PART 27 IN SERIES Transforming Time: Turning Godly Perfections Into Goodly Actions

The views expressed in our content reflect individual perspectives and do not represent the authoritative views of the Baha'i Faith.

As you might imagine, in a religion that really values questions and answers, the Baha’i Faith has plenty of both. In December the 19-day Baha’i month of Questions occurs, and in the 19-year Baha’i cycle of years, the twelfth year is named “Answer” (Arabic: jawāb/Persian: javāb).

The Baha’i Faith emerged from an Islamic society in the 19th-century, yet the Faith quickly established itself as an independent religion. That said, many Baha’i concepts can be illuminated by their Islamic background. Take, for example, the well-known Quranic “Ninety-nine Beautiful Names of God.” Name #45 is “the Answerer” (al-Mujīb):

Longing hands are uplifted to the heaven of Thy (God’s) grace and generosity: Where are the rains of Thy bestowal, O Answerer of the worlds? – Baha’u’llah, the “Fire Tablet,” Baha’i Prayers, p. 214.

Also in Islam, a remarkable prayer known as the Duʿāʾ al-Jawshan al-Kabīr (literally, “Prayer of the Great Coat of Mail”) contains 1,000 names of God, invoked as “the Answerer:”

O He (God), the Answerer to him who calls Him (96:1).

So think of the divine attribute of “Answer” as shorthand for God’s role as “The Answerer” and the “Lord (Who) … answers prayer.” God, in other words, actively listens and answers us. The Baha’i teachings reassure us that God is actively present and engaged in the life of every human being.

The Baha’i year of “Answer,” moreover, sheds light on the attribute of “Questions,” as explained earlier in “The Baha’i Month, and Godly Attribute, of Questions.” So how do questions and answers relate to each other in a Baha’i context?

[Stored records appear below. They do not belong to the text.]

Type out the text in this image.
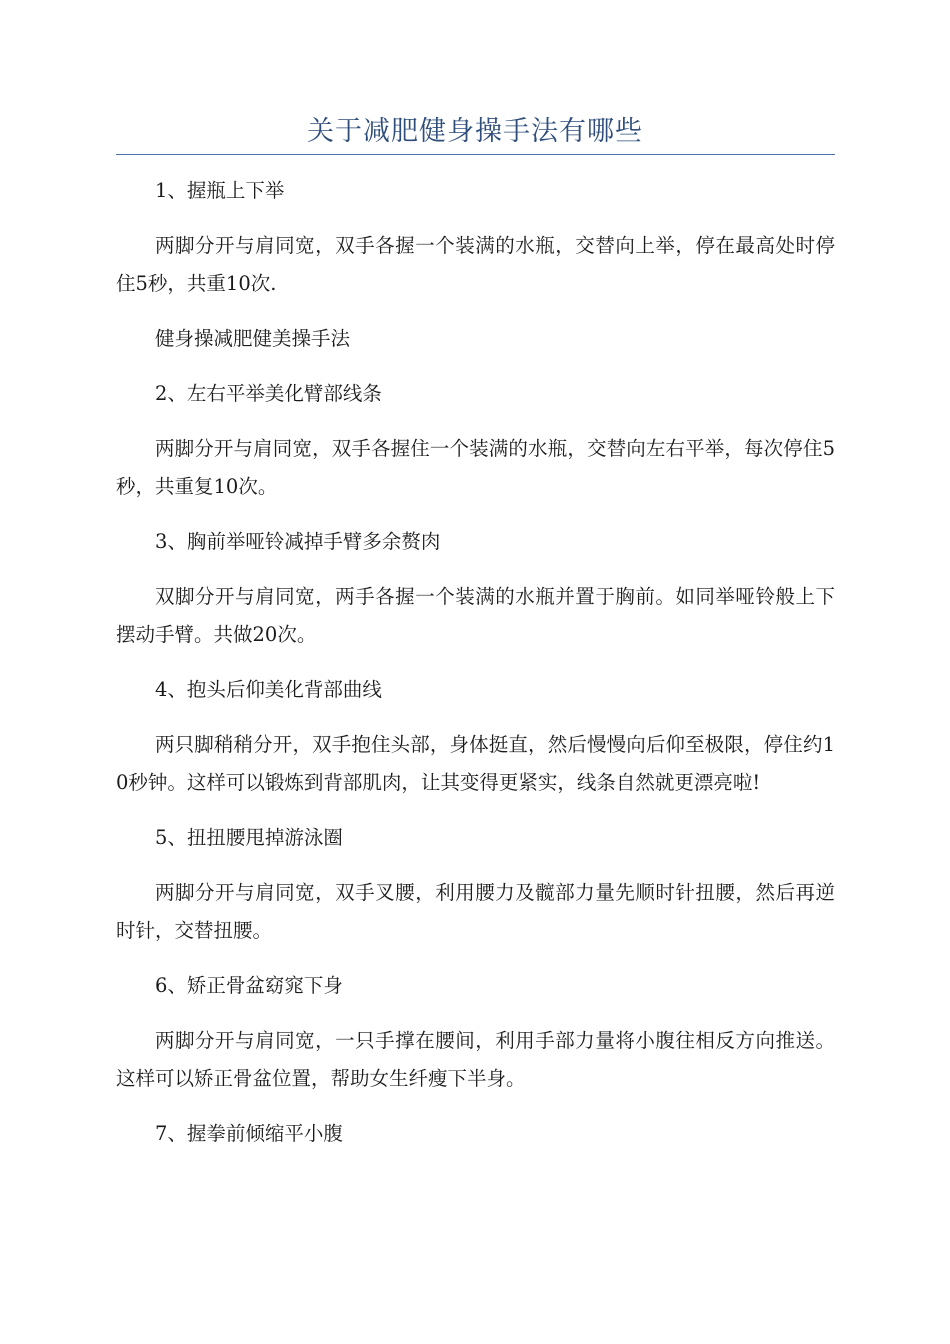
关于减肥健身操手法有哪些

1、握瓶上下举

两脚分开与肩同宽，双手各握一个装满的水瓶，交替向上举，停在最高处时停住5秒，共重10次.

健身操减肥健美操手法

2、左右平举美化臂部线条

两脚分开与肩同宽，双手各握住一个装满的水瓶，交替向左右平举，每次停住5秒，共重复10次。

3、胸前举哑铃减掉手臂多余赘肉

双脚分开与肩同宽，两手各握一个装满的水瓶并置于胸前。如同举哑铃般上下摆动手臂。共做20次。

4、抱头后仰美化背部曲线

两只脚稍稍分开，双手抱住头部，身体挺直，然后慢慢向后仰至极限，停住约10秒钟。这样可以锻炼到背部肌肉，让其变得更紧实，线条自然就更漂亮啦!

5、扭扭腰甩掉游泳圈

两脚分开与肩同宽，双手叉腰，利用腰力及髋部力量先顺时针扭腰，然后再逆时针，交替扭腰。

6、矫正骨盆窈窕下身

两脚分开与肩同宽，一只手撑在腰间，利用手部力量将小腹往相反方向推送。这样可以矫正骨盆位置，帮助女生纤瘦下半身。

7、握拳前倾缩平小腹
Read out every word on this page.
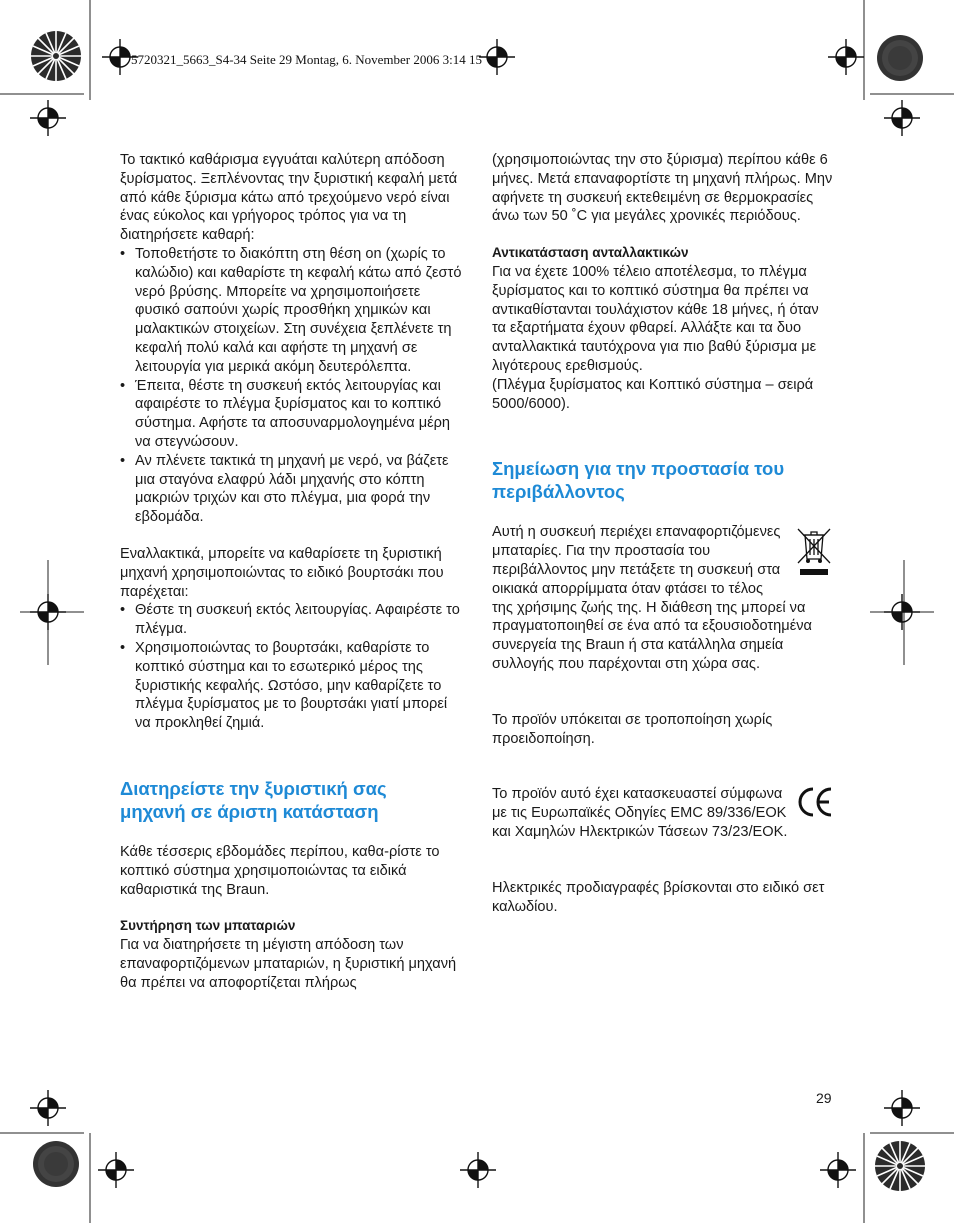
5720321_5663_S4-34 Seite 29 Montag, 6. November 2006 3:14 15

Το τακτικό καθάρισμα εγγυάται καλύτερη απόδοση ξυρίσματος. Ξεπλένοντας την ξυριστική κεφαλή μετά από κάθε ξύρισμα κάτω από τρεχούμενο νερό είναι ένας εύκολος και γρήγορος τρόπος για να τη διατηρήσετε καθαρή:

• Τοποθετήστε το διακόπτη στη θέση on (χωρίς το καλώδιο) και καθαρίστε τη κεφαλή κάτω από ζεστό νερό βρύσης. Μπορείτε να χρησιμοποιήσετε φυσικό σαπούνι χωρίς προσθήκη χημικών και μαλακτικών στοιχείων. Στη συνέχεια ξεπλένετε τη κεφαλή πολύ καλά και αφήστε τη μηχανή σε λειτουργία για μερικά ακόμη δευτερόλεπτα.
• Έπειτα, θέστε τη συσκευή εκτός λειτουργίας και αφαιρέστε το πλέγμα ξυρίσματος και το κοπτικό σύστημα. Αφήστε τα αποσυναρμολογημένα μέρη να στεγνώσουν.
• Αν πλένετε τακτικά τη μηχανή με νερό, να βάζετε μια σταγόνα ελαφρύ λάδι μηχανής στο κόπτη μακριών τριχών και στο πλέγμα, μια φορά την εβδομάδα.

Εναλλακτικά, μπορείτε να καθαρίσετε τη ξυριστική μηχανή χρησιμοποιώντας το ειδικό βουρτσάκι που παρέχεται:

• Θέστε τη συσκευή εκτός λειτουργίας. Αφαιρέστε το πλέγμα.
• Χρησιμοποιώντας το βουρτσάκι, καθαρίστε το κοπτικό σύστημα και το εσωτερικό μέρος της ξυριστικής κεφαλής. Ωστόσο, μην καθαρίζετε το πλέγμα ξυρίσματος με το βουρτσάκι γιατί μπορεί να προκληθεί ζημιά.
Διατηρείστε την ξυριστική σας μηχανή σε άριστη κατάσταση

Κάθε τέσσερις εβδομάδες περίπου, καθα-ρίστε το κοπτικό σύστημα χρησιμοποιώντας τα ειδικά καθαριστικά της Braun.

Συντήρηση των μπαταριών

Για να διατηρήσετε τη μέγιστη απόδοση των επαναφορτιζόμενων μπαταριών, η ξυριστική μηχανή θα πρέπει να αποφορτίζεται πλήρως

(χρησιμοποιώντας την στο ξύρισμα) περίπου κάθε 6 μήνες. Μετά επαναφορτίστε τη μηχανή πλήρως. Μην αφήνετε τη συσκευή εκτεθειμένη σε θερμοκρασίες άνω των 50 ˚C για μεγάλες χρονικές περιόδους.

Αντικατάσταση ανταλλακτικών

Για να έχετε 100% τέλειο αποτέλεσμα, το πλέγμα ξυρίσματος και το κοπτικό σύστημα θα πρέπει να αντικαθίστανται τουλάχιστον κάθε 18 μήνες, ή όταν τα εξαρτήματα έχουν φθαρεί. Αλλάξτε και τα δυο ανταλλακτικά ταυτόχρονα για πιο βαθύ ξύρισμα με λιγότερους ερεθισμούς.

(Πλέγμα ξυρίσματος και Κοπτικό σύστημα – σειρά 5000/6000).

Σημείωση για την προστασία του περιβάλλοντος

Αυτή η συσκευή περιέχει επαναφορτιζόμενες μπαταρίες. Για την προστασία του περιβάλλοντος μην πετάξετε τη συσκευή στα οικιακά απορρίμματα όταν φτάσει το τέλος της χρήσιμης ζωής της. Η διάθεση της μπορεί να πραγματοποιηθεί σε ένα από τα εξουσιοδοτημένα συνεργεία της Braun ή στα κατάλληλα σημεία συλλογής που παρέχονται στη χώρα σας.

Το προϊόν υπόκειται σε τροποποίηση χωρίς προειδοποίηση.

Το προϊόν αυτό έχει κατασκευαστεί σύμφωνα με τις Ευρωπαϊκές Οδηγίες EMC 89/336/ΕΟΚ και Χαμηλών Ηλεκτρικών Τάσεων 73/23/ΕΟΚ.

Ηλεκτρικές προδιαγραφές βρίσκονται στο ειδικό σετ καλωδίου.

29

First of all, the Bab derived the names of the nineteen months of the original “Badi Calendar” (which became the Baha’i Calendar) from the “Prayer of Glory” (Duʿāʾ al-Sahar), a dawn prayer for the Islamic fast of Ramadan:

I beseech Thee by Thy Questions which are most Agreeable of Thee for all of Thy concerns are truly beloved. I, verily, O my God! beseech Thee by the whole of Thine affairs.translated by Steven Lambden

All of the italicized words in this prayer—questions, concerns and affairs—come from the very same word in Arabic (masāʾil). Therefore, we understand from this language that God is actively involved in the course of human affairs. According to the Islamic “Prayer of the Great Coat of Mail,” God is invoked as:

O He Who questions and is not questioned (50:5).

Here, the Arabic word for “questioned” is “al-Mas’ūl” (“the One Questioned”). This Islamic prayer says that God is “not questioned.” Yet, surprisingly, this very same term is used in the Baha’i writings as a positive, not negative, Name of God! In other words, God is “the One Questioned.”

Both “Questions” (Masāʾil) and “the One Questioned” (al-Mas’ūl) are closely related. According to Dan Gebhardt, faculty at Wilmette Institute, both of these words are nouns formed from the root, sa’ala by the addition of the ma- prefix. They overlap semantically, meaning that they are related in meaning.

According to Baha’i scholar Nosratollah Mohammadhosseini, Baha’u’llah, in a prayer, supplicates God, saying: “I am the One Who is asking the questions and Thou art the Source Who is answering the questions.” According to Dr. Mohammadhosseini, this provisional translation verifies our understanding that, by “Questions,” Baha’u’llah refers to God, “the Source Who is answering the questions.” In other words, God is “the Answerer of prayers.” Of course, if God is answering our questions, surely God is “the One Questioned.”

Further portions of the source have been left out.